You have to understand – my father is really difficult. Hard to talk to. While my mom is great, emotionally available, and the life of the party. But, the way they dealt with Winnie felt like they had switched bodies for a while…or maybe it’s just easier to see the obvious in people and not the pinned down, layered-underneath types of things.
My current, brachycephalic frenchie is an overly-loved, little ham. I’d say she’s my first, real, dog. She will jump up on the couch – something Winnie was never allowed to do – and nudge at my arm. She does this over and over again until she gets as much petting as she wants.
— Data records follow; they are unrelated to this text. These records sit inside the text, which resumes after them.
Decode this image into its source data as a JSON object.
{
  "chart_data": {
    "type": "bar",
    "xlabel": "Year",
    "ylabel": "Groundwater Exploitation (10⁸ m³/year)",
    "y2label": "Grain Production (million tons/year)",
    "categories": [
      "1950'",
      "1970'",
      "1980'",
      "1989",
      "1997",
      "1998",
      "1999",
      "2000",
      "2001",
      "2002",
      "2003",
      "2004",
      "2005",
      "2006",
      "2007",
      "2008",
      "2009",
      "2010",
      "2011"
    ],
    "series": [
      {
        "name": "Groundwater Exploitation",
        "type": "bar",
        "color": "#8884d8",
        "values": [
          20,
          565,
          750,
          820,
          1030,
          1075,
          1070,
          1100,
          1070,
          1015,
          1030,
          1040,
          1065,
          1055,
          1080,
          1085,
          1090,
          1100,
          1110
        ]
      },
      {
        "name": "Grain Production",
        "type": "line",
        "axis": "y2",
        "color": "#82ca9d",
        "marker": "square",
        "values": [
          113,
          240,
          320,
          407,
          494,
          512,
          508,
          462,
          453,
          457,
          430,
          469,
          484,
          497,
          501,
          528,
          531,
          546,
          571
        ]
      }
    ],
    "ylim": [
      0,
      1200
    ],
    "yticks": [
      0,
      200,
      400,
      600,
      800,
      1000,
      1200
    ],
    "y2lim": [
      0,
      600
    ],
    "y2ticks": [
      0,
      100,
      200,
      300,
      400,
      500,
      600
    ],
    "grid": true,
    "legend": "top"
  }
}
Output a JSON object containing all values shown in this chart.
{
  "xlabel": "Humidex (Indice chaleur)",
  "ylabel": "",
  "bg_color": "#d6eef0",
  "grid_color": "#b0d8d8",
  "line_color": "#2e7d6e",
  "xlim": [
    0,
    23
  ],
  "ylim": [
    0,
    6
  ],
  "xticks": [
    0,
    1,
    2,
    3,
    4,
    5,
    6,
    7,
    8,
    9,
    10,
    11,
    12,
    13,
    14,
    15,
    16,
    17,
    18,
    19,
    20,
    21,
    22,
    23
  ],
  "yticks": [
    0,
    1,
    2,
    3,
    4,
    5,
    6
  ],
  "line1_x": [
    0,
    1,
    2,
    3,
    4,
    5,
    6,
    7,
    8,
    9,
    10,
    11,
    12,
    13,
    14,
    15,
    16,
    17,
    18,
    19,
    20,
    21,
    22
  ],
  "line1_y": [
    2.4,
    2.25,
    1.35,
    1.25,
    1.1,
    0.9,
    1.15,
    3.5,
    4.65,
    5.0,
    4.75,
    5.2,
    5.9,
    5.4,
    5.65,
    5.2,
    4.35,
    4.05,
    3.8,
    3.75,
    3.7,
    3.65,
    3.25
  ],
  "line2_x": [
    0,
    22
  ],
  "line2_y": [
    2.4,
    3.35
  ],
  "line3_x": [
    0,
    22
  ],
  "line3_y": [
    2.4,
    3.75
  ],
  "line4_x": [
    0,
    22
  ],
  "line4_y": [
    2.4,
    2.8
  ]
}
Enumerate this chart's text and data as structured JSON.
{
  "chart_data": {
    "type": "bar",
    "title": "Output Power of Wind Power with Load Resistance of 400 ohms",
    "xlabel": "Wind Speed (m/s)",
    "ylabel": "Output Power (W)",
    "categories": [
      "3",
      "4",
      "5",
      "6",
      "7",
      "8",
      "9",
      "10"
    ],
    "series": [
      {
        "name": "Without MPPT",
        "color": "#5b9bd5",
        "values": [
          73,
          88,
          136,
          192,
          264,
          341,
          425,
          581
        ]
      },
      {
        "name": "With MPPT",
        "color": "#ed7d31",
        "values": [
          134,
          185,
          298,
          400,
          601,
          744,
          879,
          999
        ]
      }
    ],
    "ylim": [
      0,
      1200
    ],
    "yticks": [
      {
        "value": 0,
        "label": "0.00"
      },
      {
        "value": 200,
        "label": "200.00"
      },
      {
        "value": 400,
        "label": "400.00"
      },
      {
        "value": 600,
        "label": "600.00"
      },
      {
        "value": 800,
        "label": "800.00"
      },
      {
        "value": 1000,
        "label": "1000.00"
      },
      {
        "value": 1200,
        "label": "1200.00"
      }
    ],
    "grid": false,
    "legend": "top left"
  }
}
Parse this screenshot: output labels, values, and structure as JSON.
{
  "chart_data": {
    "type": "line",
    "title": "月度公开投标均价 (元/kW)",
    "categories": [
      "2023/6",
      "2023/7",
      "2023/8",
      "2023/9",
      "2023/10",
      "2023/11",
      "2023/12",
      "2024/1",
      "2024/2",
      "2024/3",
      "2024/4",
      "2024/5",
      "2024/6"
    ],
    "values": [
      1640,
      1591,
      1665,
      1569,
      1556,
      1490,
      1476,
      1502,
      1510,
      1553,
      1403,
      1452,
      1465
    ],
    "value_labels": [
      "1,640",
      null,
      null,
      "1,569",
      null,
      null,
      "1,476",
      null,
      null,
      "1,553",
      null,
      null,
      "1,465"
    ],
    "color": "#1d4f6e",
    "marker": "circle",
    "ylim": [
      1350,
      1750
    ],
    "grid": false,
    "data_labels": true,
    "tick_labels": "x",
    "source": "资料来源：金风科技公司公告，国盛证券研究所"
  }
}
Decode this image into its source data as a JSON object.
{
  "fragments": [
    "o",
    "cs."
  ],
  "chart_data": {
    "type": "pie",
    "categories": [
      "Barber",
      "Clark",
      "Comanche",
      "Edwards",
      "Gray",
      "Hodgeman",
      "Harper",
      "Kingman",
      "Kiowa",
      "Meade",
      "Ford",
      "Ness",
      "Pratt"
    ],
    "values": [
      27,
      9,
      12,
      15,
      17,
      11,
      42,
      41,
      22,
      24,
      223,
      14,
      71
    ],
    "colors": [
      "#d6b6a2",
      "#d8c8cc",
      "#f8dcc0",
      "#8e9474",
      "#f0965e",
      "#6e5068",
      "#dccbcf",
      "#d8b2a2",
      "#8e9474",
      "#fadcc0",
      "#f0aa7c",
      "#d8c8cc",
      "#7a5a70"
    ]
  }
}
When she hasn’t seen my wifesy or me for a while, she’ll get so excited that she that she splays all four of her limbs out and presses her entire body into the floor. She ends up looking like a doggie-manta-ray-fish, as if the idea of love is just too much to bear. And I suppose it is sometimes, now, isn’t it?
We had a singer-friend stay with us once. The singer-friend would do vocal warmup exercises in the morning before heading off. My little frenchie loved the sounds and started “singing” right along with her. Singer-friend showed us the trick and we nearly fell over laughing. Now, I make frenchie “howl” with me all the time. She works up to it, running around, then sticking her big head out, circling her lips, and howling away with me. It’s bizarre, hysterical, and awesome and it makes me puff my chest out just as my dad did when he would make Winnie jump.
I often don’t think I have much in common with my dad, but I know when my little frenchie goes, I’ll choke back the tears just like he did for Winnie. Also, if I see a cat, I look at it funny. I do it out of my own inclination, but there must be a little part of me that does it for him too.